No passado dia 10 de Dezembro celebrou-se o 75.º aniversário da Declaração Universal dos Direitos Humanos. De facto, ela foi adoptada pela Assembleia Geral das Nações Unidas a 10 de Dezembro de 1948, em Paris: “A Assembleia Geral proclama a presente Declaração Universal dos Direitos Humanos como o ideal comum a ser atingido por todos os povos e todas as nações, com o objectivo de que cada indivíduo e cada órgão da sociedade, tendo sempre em mente esta Declaração, se esforce, através do ensino e da educação, por promover o respeito por esses direitos e liberdades, e, pela adopção de medidas progressivas de carácter nacional e internacional, por assegurar o seu reconhecimento e a sua observância universal e efectiva.” Nos artigos 1 e 2 lê-se: “Todos os seres humanos nascem livres e iguais em dignidade e direitos” e podem invocar os direitos e liberdades desta Declaração, “sem distinção alguma de raça, cor, sexo, língua, religião, opinião política ou outra, origem nacional ou social, fortuna, nascimento ou qualquer outra situação...”
Lembrando precisamente a Declaração e os seus 75 anos, permito-me retomar uma síntese de outra Declaração, infelizmente menos conhecida e invocada: a Declaração Universal dos Deveres Humanos, de que há tradução em português — tomo a liberdade de referir que o último contacto de Maria Barroso comigo foi precisamente para me lembrar isso. Para superar a crise e para que a esperança não seja mera ilusão, wishfull thinking, precisamos todos de ser fiéis às nossas responsabilidades e cumprir os nossos deveres.
Já na discussão do Parlamento revolucionário de Paris sobre os direitos humanos, em 1789, se tinha visto que "direitos e deveres têm de estar vinculados", pois "a tendência para fixar-se nos direitos e esquecer os deveres" tem "consequências devastadoras".

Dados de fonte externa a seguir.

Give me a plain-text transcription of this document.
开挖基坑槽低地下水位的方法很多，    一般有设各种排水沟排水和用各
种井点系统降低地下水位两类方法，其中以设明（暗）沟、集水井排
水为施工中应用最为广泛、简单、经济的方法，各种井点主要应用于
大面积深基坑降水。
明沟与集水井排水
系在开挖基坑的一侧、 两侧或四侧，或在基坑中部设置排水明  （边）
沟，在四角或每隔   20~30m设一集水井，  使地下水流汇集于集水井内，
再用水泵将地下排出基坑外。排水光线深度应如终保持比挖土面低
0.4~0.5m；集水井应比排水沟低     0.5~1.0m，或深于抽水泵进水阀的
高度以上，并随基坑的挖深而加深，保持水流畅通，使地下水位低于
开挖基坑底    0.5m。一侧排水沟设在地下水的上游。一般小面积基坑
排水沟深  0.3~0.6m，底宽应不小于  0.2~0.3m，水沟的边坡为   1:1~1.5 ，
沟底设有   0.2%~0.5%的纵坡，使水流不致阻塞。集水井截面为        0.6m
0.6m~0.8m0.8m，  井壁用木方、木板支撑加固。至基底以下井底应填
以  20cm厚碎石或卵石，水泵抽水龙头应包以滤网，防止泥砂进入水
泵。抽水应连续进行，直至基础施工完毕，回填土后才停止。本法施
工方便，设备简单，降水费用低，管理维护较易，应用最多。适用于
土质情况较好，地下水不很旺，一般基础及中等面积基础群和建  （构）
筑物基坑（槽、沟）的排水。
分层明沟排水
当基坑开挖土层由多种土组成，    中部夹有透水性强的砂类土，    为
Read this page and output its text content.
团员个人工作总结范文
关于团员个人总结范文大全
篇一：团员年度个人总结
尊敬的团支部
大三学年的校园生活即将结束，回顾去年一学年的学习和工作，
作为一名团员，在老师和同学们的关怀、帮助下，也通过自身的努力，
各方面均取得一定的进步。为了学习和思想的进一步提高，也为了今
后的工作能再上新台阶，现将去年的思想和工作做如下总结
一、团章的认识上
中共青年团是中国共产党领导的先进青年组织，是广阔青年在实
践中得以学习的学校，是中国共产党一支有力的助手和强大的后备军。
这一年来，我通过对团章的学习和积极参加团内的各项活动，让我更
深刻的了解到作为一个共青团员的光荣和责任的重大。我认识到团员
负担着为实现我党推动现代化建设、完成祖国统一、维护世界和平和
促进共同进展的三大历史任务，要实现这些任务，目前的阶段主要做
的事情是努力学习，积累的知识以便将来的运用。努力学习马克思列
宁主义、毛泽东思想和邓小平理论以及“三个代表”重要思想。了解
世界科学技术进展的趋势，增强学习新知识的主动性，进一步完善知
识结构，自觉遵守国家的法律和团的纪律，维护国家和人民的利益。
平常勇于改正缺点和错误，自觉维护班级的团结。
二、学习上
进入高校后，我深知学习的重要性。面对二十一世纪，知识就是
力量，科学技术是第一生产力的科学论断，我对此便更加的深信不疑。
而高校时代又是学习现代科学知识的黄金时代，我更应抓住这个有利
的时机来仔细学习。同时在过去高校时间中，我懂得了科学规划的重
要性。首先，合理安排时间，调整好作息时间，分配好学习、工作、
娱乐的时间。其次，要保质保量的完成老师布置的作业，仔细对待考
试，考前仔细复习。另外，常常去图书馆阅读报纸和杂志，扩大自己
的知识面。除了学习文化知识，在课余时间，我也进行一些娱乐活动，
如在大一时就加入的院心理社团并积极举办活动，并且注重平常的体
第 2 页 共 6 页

Foi assim que, em 1997 e após debates durante dez anos, o Interaction Council (Conselho Interacção) de antigos chefes de Estado e de Governo, como Maria de Lourdes Pintasilgo, V. Giscard d'Estaing, Kenneth Kaunda, Felipe González, Mikhail Gorbachev, Shimon Peres, fundado em 1983 pelo primeiro-ministro japonês Takeo Fukuda, sob a presidência do antigo chanceler alemão Helmut Schmidt, propôs a Declaração Universal dos Deveres Humanos. Na sua redacção, teve lugar o famoso teólogo Hans Küng.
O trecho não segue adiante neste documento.